A novel model of conduit coronary constriction reveals local actions of endothelin-1 and prostaglandin F2alpha

Abstract

We evaluated the effects of endothelin-1 (ET-1) and prostaglandin F2alpha (PGF2alpha) selectively on conduit coronary artery diameter using a novel approach in which the local concentration of vasoactive agent was controlled and maintained in vivo. ET-1 and PGF2alpha were applied topically (100 microl every 3 min) to the external surface of the left circumflex coronary artery (LCx) in anesthetized dogs or to the bathing medium of isolated canine LCx rings in parallel in vitro experiments.

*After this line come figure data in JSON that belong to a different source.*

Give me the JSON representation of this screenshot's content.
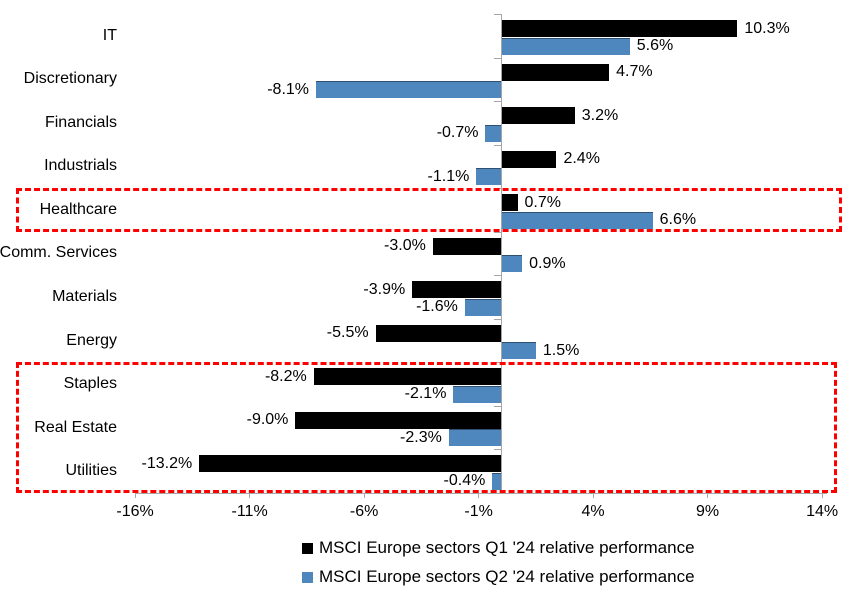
{
  "chart_data": {
    "type": "bar",
    "orientation": "horizontal",
    "title": "",
    "categories": [
      "IT",
      "Discretionary",
      "Financials",
      "Industrials",
      "Healthcare",
      "Comm. Services",
      "Materials",
      "Energy",
      "Staples",
      "Real Estate",
      "Utilities"
    ],
    "series": [
      {
        "name": "MSCI Europe sectors Q1 '24 relative performance",
        "color": "#000000",
        "values": [
          10.3,
          4.7,
          3.2,
          2.4,
          0.7,
          -3.0,
          -3.9,
          -5.5,
          -8.2,
          -9.0,
          -13.2
        ],
        "labels": [
          "10.3%",
          "4.7%",
          "3.2%",
          "2.4%",
          "0.7%",
          "-3.0%",
          "-3.9%",
          "-5.5%",
          "-8.2%",
          "-9.0%",
          "-13.2%"
        ]
      },
      {
        "name": "MSCI Europe sectors Q2 '24 relative performance",
        "color": "#4E87BE",
        "values": [
          5.6,
          -8.1,
          -0.7,
          -1.1,
          6.6,
          0.9,
          -1.6,
          1.5,
          -2.1,
          -2.3,
          -0.4
        ],
        "labels": [
          "5.6%",
          "-8.1%",
          "-0.7%",
          "-1.1%",
          "6.6%",
          "0.9%",
          "-1.6%",
          "1.5%",
          "-2.1%",
          "-2.3%",
          "-0.4%"
        ]
      }
    ],
    "x_axis": {
      "min": -16,
      "max": 14,
      "tick_step": 5,
      "tick_values": [
        -16,
        -11,
        -6,
        -1,
        4,
        9,
        14
      ],
      "tick_labels": [
        "-16%",
        "-11%",
        "-6%",
        "-1%",
        "4%",
        "9%",
        "14%"
      ]
    },
    "y_axis": {
      "zero_line": true
    },
    "gridlines": false,
    "legend_position": "bottom",
    "data_labels": "outside-end",
    "axis_color": "#A6A6A6",
    "annotations": {
      "highlight_boxes": [
        {
          "categories": [
            "Healthcare"
          ],
          "color": "#FF0000",
          "style": "dashed"
        },
        {
          "categories": [
            "Staples",
            "Real Estate",
            "Utilities"
          ],
          "color": "#FF0000",
          "style": "dashed"
        }
      ]
    }
  }
}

The dose-dependent constrictions obtained in vivo and in vitro were similar with each agent. Single, approximately maximally effective concentrations of PGF2alpha evoked an initial rapid contraction followed by a slow and sustained larger contraction in both preparations. In contrast, single concentrations of ET-1 elicited a rapid constriction that partially recovered (50-80%) in the ensuing 1.5-2 h despite continuous exposure to ET-1. After the ET-1 constriction reversed, PGF2alpha could still elicit a contraction, indicating a homologous endothelin receptor desensitization. Both agents maximally decreased conduit artery cross-sectional area in vivo by approximately 40% without significantly changing LCx resistance. Thus this in situ technique revealed effects of ET-1 and PGF2alpha on a localized segment of coronary artery that were not discernible with either intravenous or intracoronary administration.